Wolfram|Alpha launched earlier this year to a large and ridiculous speculation that it was a “Google killer”. Wolfram|Alpha is not a Google killer; it can’t do many of the things Google can do. On the other hand, it can do many things Google can’t, from provide specific date weather information, to answering algebra questions, to telling me the calories and Vitamin A in my morning smoothie. (To get an idea of what W|A can do, visit the site and search for september 19 2003 denver co.) Having Wolfram|Alpha’s capabilities teamed up with Bing’s Web searchiness sounds like a great idea to me.

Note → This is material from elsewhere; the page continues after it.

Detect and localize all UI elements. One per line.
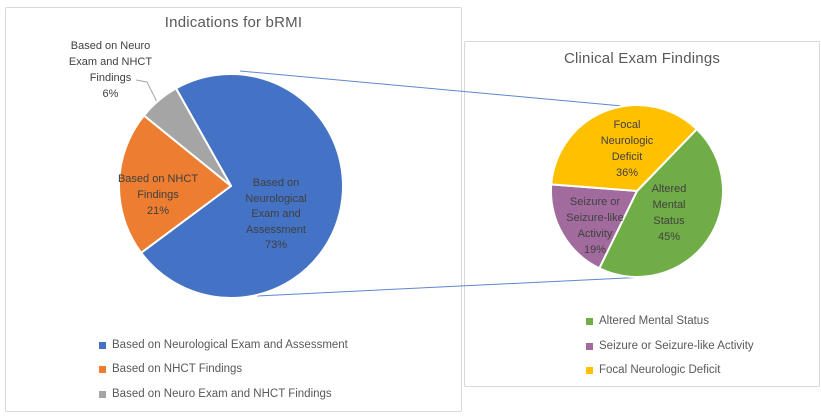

So how do these two engines fit together? I found that Wolfram|Alpha was in evidence when I entered appropriate queries. For example, if I do a search for 2y + 3 = 11, I’ll get a “Calculation” result at the top of the page. (Though I’m not 100% certain that this is Wolfram|Alphra at work as it does not have a Wolfram|Alpha designation on it.) The Bing announcement blog also shows how to get information on BMI, nutrition, and complex math functions.
This isn’t going to take the place of using Wolfram|Alpha directly, I don’t think — there are too many ambiguous queries that can give me great results on W|A that might confuse Bing (see september 19 2003 denver co as an example.) On the other hand, what a smart move by Bing: this goes a step beyond the “reference” that you might get ala Wikipedia and into calculation. And it gets Wolfram|Alpha out in front of more people, which it deserves; it’s a nifty fact engine.